In this study the applicability of a stable-isotope dilution GC/MS method was evaluated for the determination of the four EU marker PAHs in various kinds of food supplements. A stringent quality control programme was applied in the analysis of commercial food supplements comprising oil-, botanical- and bee product-based food supplements to ensure the generation of reliable occurrence data.

The analysed food supplements showed significant variability in PAH levels. The levels for ΣPAH4 ranged between below <0.25 and 709.4 μg/kg. The priority PAH with the highest arithmetic mean content was chrysene with a value of 13.6 μg/kg and a maximum level of 280.1 μg/kg.

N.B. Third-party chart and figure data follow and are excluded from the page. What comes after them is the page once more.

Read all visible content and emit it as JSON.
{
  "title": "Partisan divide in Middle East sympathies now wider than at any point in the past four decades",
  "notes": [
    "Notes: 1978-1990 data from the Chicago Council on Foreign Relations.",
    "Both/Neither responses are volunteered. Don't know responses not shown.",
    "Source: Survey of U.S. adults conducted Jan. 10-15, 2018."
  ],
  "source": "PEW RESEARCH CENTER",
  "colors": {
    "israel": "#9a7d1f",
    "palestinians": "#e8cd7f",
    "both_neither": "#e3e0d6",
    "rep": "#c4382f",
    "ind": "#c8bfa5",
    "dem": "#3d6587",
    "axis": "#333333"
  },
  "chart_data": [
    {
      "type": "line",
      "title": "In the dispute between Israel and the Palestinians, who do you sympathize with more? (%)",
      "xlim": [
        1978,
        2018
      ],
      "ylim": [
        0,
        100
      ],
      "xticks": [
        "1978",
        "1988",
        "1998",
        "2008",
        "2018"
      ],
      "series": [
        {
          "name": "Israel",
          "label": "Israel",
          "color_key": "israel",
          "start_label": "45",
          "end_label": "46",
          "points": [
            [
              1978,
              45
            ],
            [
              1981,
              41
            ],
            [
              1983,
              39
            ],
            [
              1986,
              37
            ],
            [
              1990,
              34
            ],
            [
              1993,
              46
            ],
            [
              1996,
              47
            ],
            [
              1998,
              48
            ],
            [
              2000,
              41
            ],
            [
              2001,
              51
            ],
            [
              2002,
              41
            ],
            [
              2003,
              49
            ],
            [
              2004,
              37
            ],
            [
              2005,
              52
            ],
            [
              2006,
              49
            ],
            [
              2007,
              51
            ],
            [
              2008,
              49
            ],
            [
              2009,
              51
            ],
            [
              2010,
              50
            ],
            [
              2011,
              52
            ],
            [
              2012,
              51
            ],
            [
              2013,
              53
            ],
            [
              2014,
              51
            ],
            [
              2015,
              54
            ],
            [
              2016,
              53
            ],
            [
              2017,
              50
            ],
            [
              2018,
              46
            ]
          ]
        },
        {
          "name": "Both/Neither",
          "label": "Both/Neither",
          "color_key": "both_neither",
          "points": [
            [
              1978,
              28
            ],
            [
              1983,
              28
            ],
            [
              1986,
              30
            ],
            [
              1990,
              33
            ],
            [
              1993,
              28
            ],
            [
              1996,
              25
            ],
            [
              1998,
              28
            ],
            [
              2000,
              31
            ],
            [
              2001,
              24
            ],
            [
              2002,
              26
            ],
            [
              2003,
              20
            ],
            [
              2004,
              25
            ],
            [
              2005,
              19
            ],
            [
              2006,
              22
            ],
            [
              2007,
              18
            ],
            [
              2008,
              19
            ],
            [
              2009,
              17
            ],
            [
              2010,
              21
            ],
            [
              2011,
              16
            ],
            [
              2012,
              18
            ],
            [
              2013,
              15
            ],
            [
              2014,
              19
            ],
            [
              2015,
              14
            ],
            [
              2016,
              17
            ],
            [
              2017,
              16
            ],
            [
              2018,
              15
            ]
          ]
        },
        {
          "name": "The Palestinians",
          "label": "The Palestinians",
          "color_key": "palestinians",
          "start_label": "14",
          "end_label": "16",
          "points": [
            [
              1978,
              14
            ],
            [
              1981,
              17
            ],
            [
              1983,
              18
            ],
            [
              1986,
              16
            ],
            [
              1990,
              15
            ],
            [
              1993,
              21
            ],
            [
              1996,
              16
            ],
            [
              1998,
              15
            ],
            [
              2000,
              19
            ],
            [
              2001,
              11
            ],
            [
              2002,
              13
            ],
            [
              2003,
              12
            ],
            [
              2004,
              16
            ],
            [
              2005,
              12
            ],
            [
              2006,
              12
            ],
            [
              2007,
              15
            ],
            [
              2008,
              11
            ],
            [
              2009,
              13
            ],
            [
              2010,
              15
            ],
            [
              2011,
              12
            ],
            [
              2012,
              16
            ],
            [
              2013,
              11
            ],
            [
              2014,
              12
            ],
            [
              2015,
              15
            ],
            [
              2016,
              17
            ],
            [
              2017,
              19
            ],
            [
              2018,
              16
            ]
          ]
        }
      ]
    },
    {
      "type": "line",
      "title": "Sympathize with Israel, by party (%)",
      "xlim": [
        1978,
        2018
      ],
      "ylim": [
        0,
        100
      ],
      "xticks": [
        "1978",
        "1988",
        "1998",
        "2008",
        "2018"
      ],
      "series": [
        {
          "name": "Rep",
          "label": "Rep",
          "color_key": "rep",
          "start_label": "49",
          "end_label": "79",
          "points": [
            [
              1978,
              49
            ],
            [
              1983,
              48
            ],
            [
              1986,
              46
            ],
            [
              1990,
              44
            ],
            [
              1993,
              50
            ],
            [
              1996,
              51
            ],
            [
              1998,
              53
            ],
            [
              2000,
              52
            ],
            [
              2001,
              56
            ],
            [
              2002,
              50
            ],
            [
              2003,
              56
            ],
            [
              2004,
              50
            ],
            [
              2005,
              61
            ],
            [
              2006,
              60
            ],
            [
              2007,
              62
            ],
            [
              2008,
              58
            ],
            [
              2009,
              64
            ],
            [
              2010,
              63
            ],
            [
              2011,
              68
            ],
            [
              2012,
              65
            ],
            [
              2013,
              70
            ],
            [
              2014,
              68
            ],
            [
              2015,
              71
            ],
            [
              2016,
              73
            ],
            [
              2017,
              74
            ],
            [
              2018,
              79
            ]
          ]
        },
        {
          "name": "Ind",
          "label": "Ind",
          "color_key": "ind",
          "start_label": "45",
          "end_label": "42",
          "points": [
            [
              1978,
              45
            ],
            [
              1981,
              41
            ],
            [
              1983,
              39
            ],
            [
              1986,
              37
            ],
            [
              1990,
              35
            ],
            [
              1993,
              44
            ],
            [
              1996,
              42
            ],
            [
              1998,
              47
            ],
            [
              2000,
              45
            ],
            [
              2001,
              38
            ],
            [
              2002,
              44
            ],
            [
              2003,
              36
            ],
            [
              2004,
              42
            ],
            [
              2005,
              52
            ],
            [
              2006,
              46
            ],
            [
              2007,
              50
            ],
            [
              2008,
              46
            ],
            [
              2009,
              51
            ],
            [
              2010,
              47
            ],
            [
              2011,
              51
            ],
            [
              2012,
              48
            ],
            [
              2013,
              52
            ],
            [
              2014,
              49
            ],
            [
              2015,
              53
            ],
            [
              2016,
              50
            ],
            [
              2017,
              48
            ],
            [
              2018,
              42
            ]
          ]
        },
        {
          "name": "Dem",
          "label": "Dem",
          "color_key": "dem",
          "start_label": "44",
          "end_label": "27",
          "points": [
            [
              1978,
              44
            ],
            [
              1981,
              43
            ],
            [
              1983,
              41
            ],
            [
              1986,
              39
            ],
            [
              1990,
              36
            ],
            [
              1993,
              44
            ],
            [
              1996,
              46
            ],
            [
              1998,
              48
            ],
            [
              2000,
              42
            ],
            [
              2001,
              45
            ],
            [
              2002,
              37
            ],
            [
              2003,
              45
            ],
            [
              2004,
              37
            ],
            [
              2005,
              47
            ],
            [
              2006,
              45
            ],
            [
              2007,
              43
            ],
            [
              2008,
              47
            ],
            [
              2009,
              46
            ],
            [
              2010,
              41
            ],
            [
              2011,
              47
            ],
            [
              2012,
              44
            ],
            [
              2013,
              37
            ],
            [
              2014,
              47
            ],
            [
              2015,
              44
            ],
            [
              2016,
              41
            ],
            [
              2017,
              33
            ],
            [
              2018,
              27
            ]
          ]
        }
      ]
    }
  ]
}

Propolis extracts and bee products were more highly contaminated compared to other products with a ΣPAH4 mean value of 188.2 μg/kg. Low contents of ΣPAH4 (mean 2.4 μg/kg) were determined in fish and edible oil supplements. No specific tendency in PAH contamination was found for botanical products. Many of the analysed products did not contain the target PAHs at levels exceeding the LOQ.

Nevertheless, in some samples, considerably high ΣPAH4 amounts were found, which could remarkably increase the daily exposure of consumers to PAHs. This is in agreement with literature data, demonstrating the need for continuous monitoring of ΣPAH4 in food supplements. Sources of contamination should be identified for highly contaminated products and remediating measures taken.

Disclosure statement

No potential conflict of interest was reported by the authors.